When the punishment was over, I put the knife into my waistcoat pocket, went out, and threw it away in the street, far from the house, so that no one would ever know. Then I waited for two days. The girl cried a little and became even more silent; against me, I am convinced, she had no spiteful feeling. Though there probably was some shame at having been punished in such a way in front of me, she hadn't cried out, but had only whimpered under the strokes, of course because I was standing there and saw it all. But, being a child, she probably blamed only herself for this shame. Up to then, perhaps, she had only feared me, not personally, but as a tenant, a stranger, and it seems she was very timid.
It was during those two days that I once asked myself the question whether I could drop it and walk away from my planned intention, and I felt at once that I could, could at any time and at that very moment. Around then I wanted to kill myself, from the disease of indifference; however, I do not know from what. During those same two or three days (because I absolutely had to wait until the girl forgot it all), I committed a theft in the rooming house, probably to distract myself from incessant dreaming, or just for the fun of it. This was the only theft in my life.
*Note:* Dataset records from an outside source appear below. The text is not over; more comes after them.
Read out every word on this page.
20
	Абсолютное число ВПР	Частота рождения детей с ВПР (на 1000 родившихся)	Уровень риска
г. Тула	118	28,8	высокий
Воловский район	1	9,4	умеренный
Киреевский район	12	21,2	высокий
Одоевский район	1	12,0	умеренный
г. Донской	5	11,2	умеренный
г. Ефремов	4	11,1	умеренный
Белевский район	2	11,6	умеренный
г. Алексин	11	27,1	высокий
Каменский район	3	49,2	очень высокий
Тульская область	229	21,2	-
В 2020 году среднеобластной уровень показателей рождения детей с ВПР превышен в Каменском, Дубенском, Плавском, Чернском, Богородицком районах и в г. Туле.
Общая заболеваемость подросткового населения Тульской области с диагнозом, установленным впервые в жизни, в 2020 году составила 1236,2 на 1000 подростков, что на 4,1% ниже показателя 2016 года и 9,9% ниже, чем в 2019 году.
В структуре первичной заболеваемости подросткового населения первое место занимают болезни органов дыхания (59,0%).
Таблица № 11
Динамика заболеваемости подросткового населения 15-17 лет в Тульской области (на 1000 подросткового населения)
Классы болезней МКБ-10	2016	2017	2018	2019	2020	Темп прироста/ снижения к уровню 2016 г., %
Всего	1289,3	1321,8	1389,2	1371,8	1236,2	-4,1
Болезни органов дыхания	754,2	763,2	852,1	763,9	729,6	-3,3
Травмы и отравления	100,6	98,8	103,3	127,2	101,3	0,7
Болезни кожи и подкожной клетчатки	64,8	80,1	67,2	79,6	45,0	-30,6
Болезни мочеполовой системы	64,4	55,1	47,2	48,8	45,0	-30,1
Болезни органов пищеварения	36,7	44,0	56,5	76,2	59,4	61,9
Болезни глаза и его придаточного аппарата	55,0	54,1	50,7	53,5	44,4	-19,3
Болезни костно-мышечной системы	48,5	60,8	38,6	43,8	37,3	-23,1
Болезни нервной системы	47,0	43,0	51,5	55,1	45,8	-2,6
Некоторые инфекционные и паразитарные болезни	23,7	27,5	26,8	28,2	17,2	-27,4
There were many people nesting in that rooming house. Among them was one official and his family, living in two furnished rooms; about forty years old, not all that stupid, and with a decent air, but poor. I never got close with him, and he was afraid of the company that surrounded me there. He had just received his pay, thirty-five roubles. What chiefly prompted me was that at that moment I really did need money (though four days later I received a postal money order), so that I stole as if from need and not as a joke. It was done brazenly and obviously: I simply went into his room while he and his wife and children were having dinner in their other closet. There on the chair, right next to the door, lay his folded uniform. The thought had suddenly flashed in me still in the corridor. I thrust my hand into the pocket and took out the wallet. But the official heard a rustle and peeked out of the closet. It seems he even saw at least something, but since it was not everything, of course he did not believe his eyes. I said that as I was going down the corridor I came in to glance at the time on his wall clock. "Stopped, sir," he replied, and I left.
I was drinking a lot then, and there used to be a whole crowd in my rooms, Lebyadkin among them. I threw out the wallet with the small change and kept the bills. There were thirty-two roubles, three red bills and two yellow. I broke one of the red ones immediately and sent for champagne; then I sent another red one, and then the third. About four hours later, in the evening, the official stood waiting for me in the corridor.